Tuesday 19 February 2013

Grasping to Remember


A loved one is losing their memory. Grasping to remember where they are, who is visiting, how to do things.....who they are. A lifetime of making memories slipping away.  Life is fragile. Dementia is a stealthy thief, a relentless fiend. This time it moves swiftly. I am sad today thinking of my family at home laying witness to memories lost. I am sad I can't be there yet partially thankful I am not.

I am reminded today of how treasured memories are. The ones, big and small, that we make each day. The memories of childhood, of friendships, of family. The laughs shared, tears shed. How I take these for granted. That I wake up each morning knowing where I am, recognizing the face of my husband the giggle of my little boy.

As I drove to the pool for an afternoon swim yesterday, my heart heavy with reports from home, I wondered what it might be like to lose everything yet still remain. To forget even your very sense of self. To forget not only those you love but who you are at your very essence.
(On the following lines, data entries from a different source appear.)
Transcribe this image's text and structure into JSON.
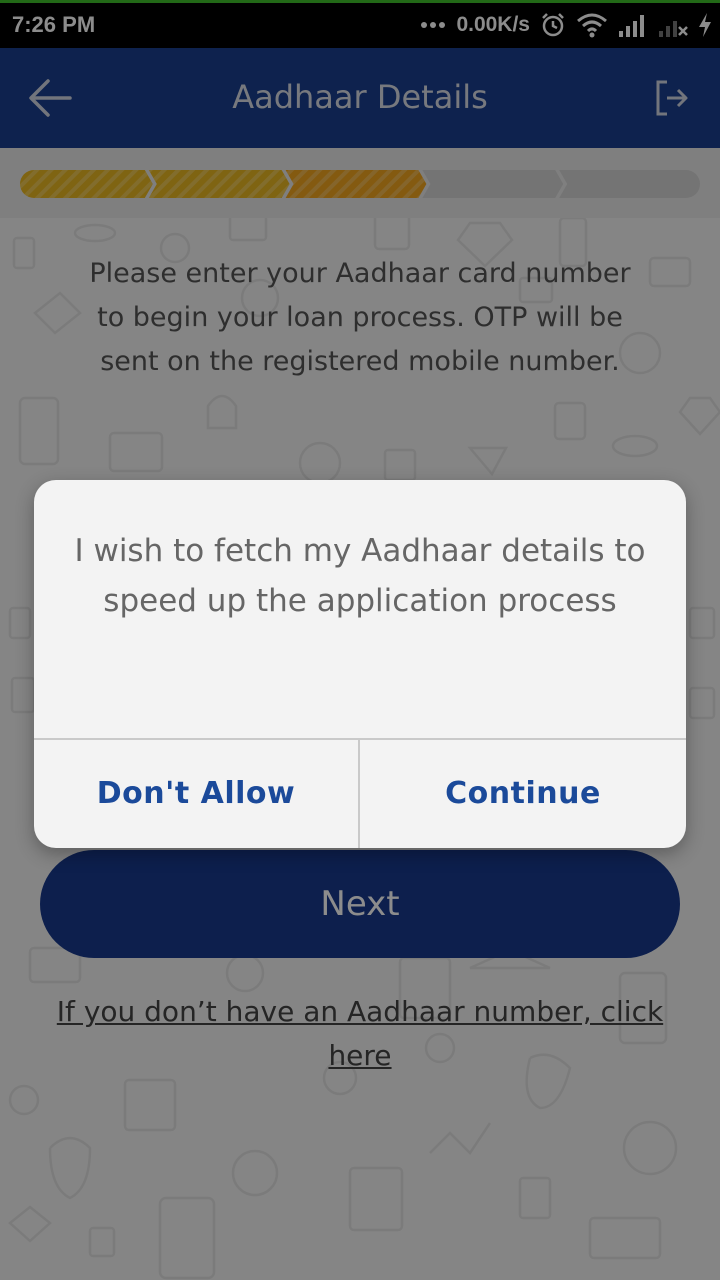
{
  "status_bar": {
    "time": "7:26 PM",
    "network_speed": "0.00K/s",
    "icons": [
      "more-dots-icon",
      "alarm-icon",
      "wifi-icon",
      "signal-icon",
      "signal-no-sim-icon",
      "charging-icon"
    ]
  },
  "app_bar": {
    "title": "Aadhaar Details",
    "back_icon": "arrow-left-icon",
    "logout_icon": "logout-icon"
  },
  "progress": {
    "total_steps": 5,
    "completed_steps": 2,
    "current_step": 3,
    "colors": {
      "done": "#e8b622",
      "current": "#f0a51e",
      "pending": "#d4d4d4"
    }
  },
  "intro_text": "Please enter your Aadhaar card number to begin your loan process. OTP will be sent on the registered mobile number.",
  "next_label": "Next",
  "no_aadhaar_link": "If you don’t have an Aadhaar number, click here",
  "dialog": {
    "message": "I wish to fetch my Aadhaar details to speed up the application process",
    "deny_label": "Don't Allow",
    "confirm_label": "Continue"
  },
  "colors": {
    "app_bar": "#1b3f8e",
    "primary_button": "#183a8c",
    "dialog_button_text": "#1b4a9a"
  }
}
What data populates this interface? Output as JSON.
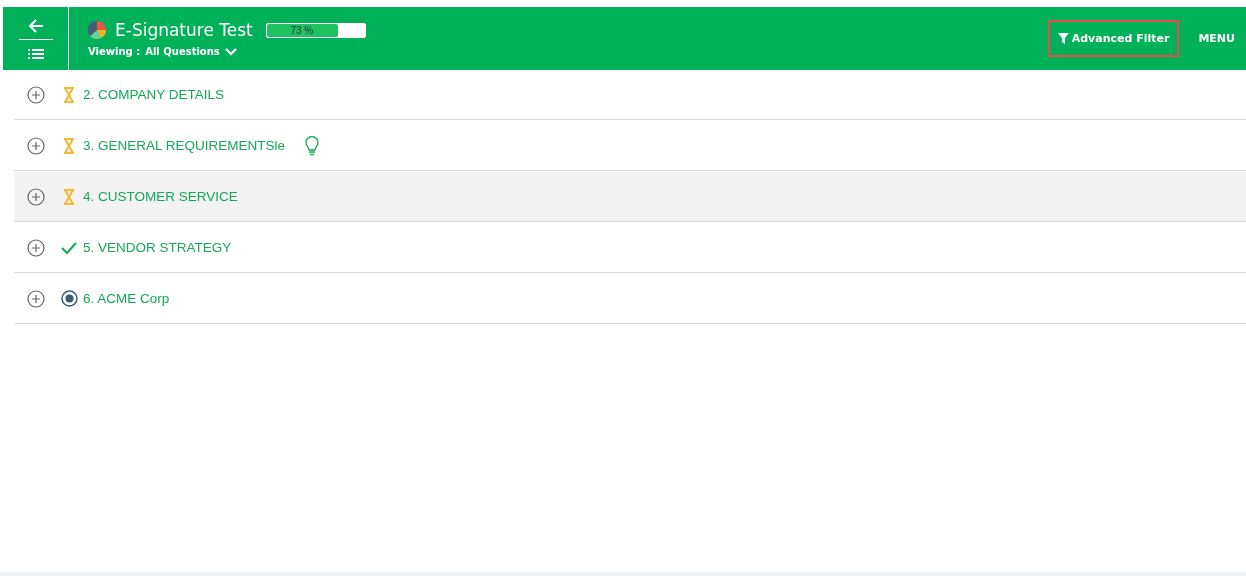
{
  "header": {
    "title": "E-Signature Test",
    "progress": {
      "level": 0.73,
      "reading": "73 %"
    },
    "viewing_label": "Viewing :",
    "viewing_value": "All Questions",
    "filter_button": "Advanced Filter",
    "menu_button": "MENU"
  },
  "sections": [
    {
      "label": "2. COMPANY DETAILS",
      "kind": "pending",
      "hint": false,
      "highlighted": false
    },
    {
      "label": "3. GENERAL REQUIREMENTSle",
      "kind": "pending",
      "hint": true,
      "highlighted": false
    },
    {
      "label": "4. CUSTOMER SERVICE",
      "kind": "pending",
      "hint": false,
      "highlighted": true
    },
    {
      "label": "5. VENDOR STRATEGY",
      "kind": "done",
      "hint": false,
      "highlighted": false
    },
    {
      "label": "6. ACME Corp",
      "kind": "current",
      "hint": false,
      "highlighted": false
    }
  ]
}
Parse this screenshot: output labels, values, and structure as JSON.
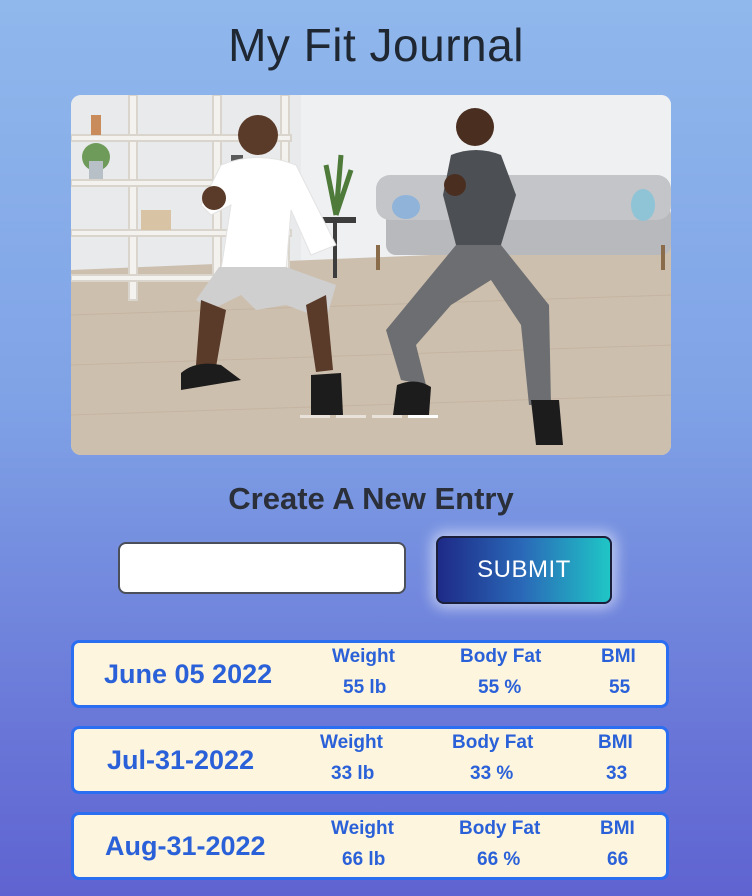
{
  "app": {
    "title": "My Fit Journal"
  },
  "hero": {
    "image_icon": "couple-doing-squats-photo",
    "indicator_count": 4,
    "active_indicator": 3
  },
  "form": {
    "heading": "Create A New Entry",
    "input_value": "",
    "input_placeholder": "",
    "submit_label": "SUBMIT"
  },
  "entries": [
    {
      "date": "June 05 2022",
      "weight_label": "Weight",
      "weight_value": "55 lb",
      "bodyfat_label": "Body Fat",
      "bodyfat_value": "55 %",
      "bmi_label": "BMI",
      "bmi_value": "55"
    },
    {
      "date": "Jul-31-2022",
      "weight_label": "Weight",
      "weight_value": "33 lb",
      "bodyfat_label": "Body Fat",
      "bodyfat_value": "33 %",
      "bmi_label": "BMI",
      "bmi_value": "33"
    },
    {
      "date": "Aug-31-2022",
      "weight_label": "Weight",
      "weight_value": "66 lb",
      "bodyfat_label": "Body Fat",
      "bodyfat_value": "66 %",
      "bmi_label": "BMI",
      "bmi_value": "66"
    }
  ],
  "colors": {
    "card_border": "#2b6ef2",
    "card_background": "#fdf5dd",
    "card_text": "#2a61d9",
    "submit_gradient_start": "#1e2a88",
    "submit_gradient_end": "#1fc6c6"
  }
}
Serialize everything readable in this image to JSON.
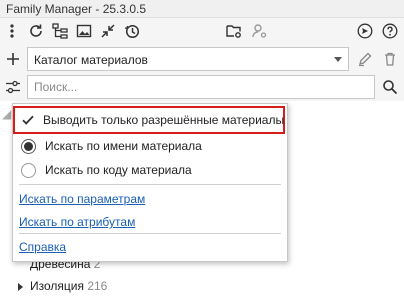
{
  "window": {
    "title": "Family Manager - 25.3.0.5"
  },
  "toolbar": {
    "left_icons": [
      "more-vertical-icon",
      "refresh-icon",
      "tree-structure-icon",
      "image-icon",
      "collapse-icon",
      "history-icon"
    ],
    "mid_icons": [
      "folder-settings-icon",
      "user-settings-icon"
    ],
    "right_icons": [
      "send-icon",
      "help-icon"
    ]
  },
  "catalog": {
    "selected": "Каталог материалов"
  },
  "search": {
    "placeholder": "Поиск..."
  },
  "tree": {
    "items": [
      {
        "label": "Древесина",
        "count": "2"
      },
      {
        "label": "Изоляция",
        "count": "216"
      }
    ]
  },
  "popup": {
    "checkbox_label": "Выводить только разрешённые материалы",
    "checkbox_checked": true,
    "radio_name_label": "Искать по имени материала",
    "radio_code_label": "Искать по коду материала",
    "radio_selected": "name",
    "link_params": "Искать по параметрам",
    "link_attrs": "Искать по атрибутам",
    "link_help": "Справка"
  },
  "colors": {
    "highlight": "#d81b1b",
    "link": "#1a5fb4",
    "accent": "#2b7bd6"
  }
}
A thought struck me. Perhaps this happens more than I think. Perhaps even in the absence of dementia, I can lapse into periods of forgetting who I am.

In this season of lent, the season of reflection....of remembering...is it possible that I can lose track of who I am? Of who I am in Christ, the very essence of my being? When I feel hopeless, am overcome with worry, see myself as lacking, am I really forgetting who I am? If I am honest this happens not only during Lent but at all times.

As I watch from a distance someone grasping to remember, I am challenged not only to embrace today, the very creation of those treasured memories but to reflect daily, to practice the art of remembering who I am.